Jacques Poirier (ce Français servant la Grande-Bretagne qui a raconté sa guerre dans un livre de souvenirs intitulé La girafe a un long cou) devait rencontrer Malraux début 1944, aux limites Corrèze-Dordogne-Lot.
Devenu un ami très fidèle des deux frères Malraux, il les a longuement évoqués : Roland (un peu) et André (beaucoup), celui qui prenait beaucoup de risques et celui qui en prenait très peu. Voyons comment Poirier raconte les conditions d'entrée en Résistance de l'écrivain. Selon lui, sans doute après le débarquement (mais ce n'est pas précisément daté), Malraux lui propose de l'accompagner à Paris où il doit rencontrer la direction du CNR (Conseil national de la Résistance). Le voyage a lieu en train, mais Malraux plante là son ami et ne reparaît que deux jours plus tard, triomphant : « J'ai vu tout le CNR, j'ai reçu un mandat de coordonner la Résistance dans le Lot, la Corrèze et la Dordogne. Je prends le pseudonyme de Colonel Berger ». Poirier ne semble pas prendre ombrage de l'attitude cavalière de l'écrivain. Mais pourquoi croyez-vous que ce dernier n'a pas voulu inviter Poirier à rencontrer (vraiment) le CNR ? Le biographe de Malraux, Olivier Todd, explique en 2003, dans Epidémiologie d'une légende1 : « Le dernier membre du CNR que j'ai rencontré, c'était Bourdais. Est-il exact que Malraux avait été chargé par tout le CNR de représenter la Résistance là-bas ? Bourdais m'a répondu : "Absolument pas, on ne l'a jamais vu" ».
Le même Olvier Todd nous donne des précisions lourdes de sens. Sur un plan général, voici comment cet auteur parlait (dans une émission de France-Inter) des curieux récits de l'écrivain : « La résistance de Malraux est le cœur de sa mythomanie. Malraux était mythomane, il n'y a pas de doute là-dessus. Mais ça ne me gêne pas outre mesure [il cite d'autres écrivains mythomanes, Chateaubriand, Giono …]. Je m'étonne toujours qu'on fasse tellement grief à Malraux d'avoir menti alors qu'on le pardonne aisément à d'autres. » Quant à Malraux lui-même, il a écrit ceci : « On raconte que je fabule. Mais il se trouve que mes fables viennent petit à petit à coïncider avec la réalité », ou encore : « La mystification est éminemment créatrice » et « Tout aventurier est né d'un mythomane. » Dont acte.

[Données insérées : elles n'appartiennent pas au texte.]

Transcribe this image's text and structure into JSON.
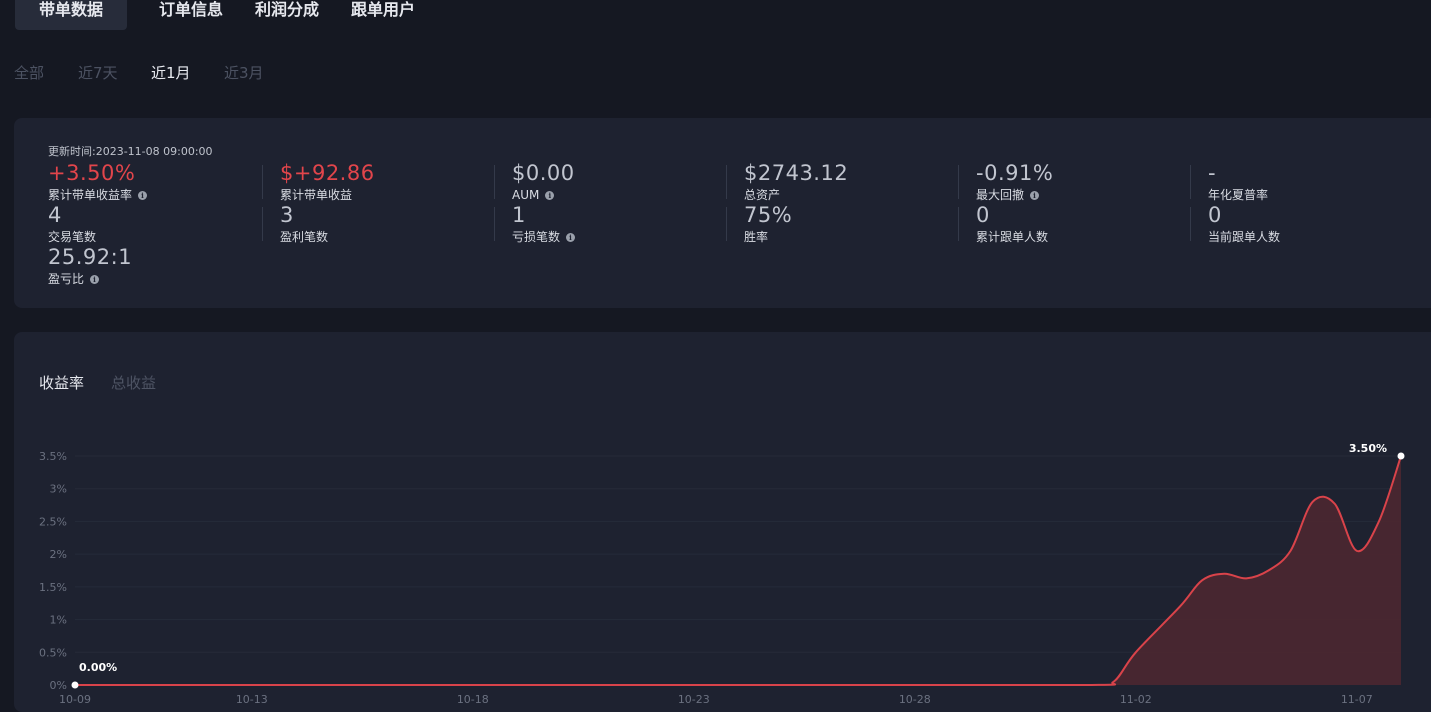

Todd évoque aussi dans sa biographie les conditions de l'arrestation de Malraux en juillet 1944, sur la route de Toulouse. Malraux a prétendu qu'il devait sa libération à son prestige de grand écrivain, lequel aurait fortement impressionné de hauts gradés allemands. Plusieurs Histoires de la Résistance évoquent simplement la libération de la prison par les troupes FFI de Serge Ravanel. Pourtant, Todd explique l'événement autrement : cette libération aurait été payée par la Résistance grâce aux fonds provenant du hold-up d'un train de la Banque de France à Neuvic-sur-l'Isle, en Dordogne (le 28 juillet 1944). Action rocambolesque, mais authentique.
On pourrait encore épiloguer sur l'aventure de la Brigade « Alsace-Lorraine » des FFI, sur l'overdose des titres honorifiques et médailles britanniques reçus par Malraux, sur le passage de la mouvance résistante pro-anglaise à celle gaulliste de la France-Libre... Malraux devient pourtant Compagnon de la Libération, puis ministre de l'Information fin 1945, menant ensuite la belle carrière politique qu'on lui connaît. L'homme était donc passé en moins de 20 ans du profil de crypto-communiste à conservateur-réactionnaire, étant prêt à tous les reniements et compromissions (ces mots n'engagent que moi). Paraphrasant Olivier Todd, je conclurai ainsi : « André Malraux a eu deux très beaux romans : L'Espoir et sa propre vie ».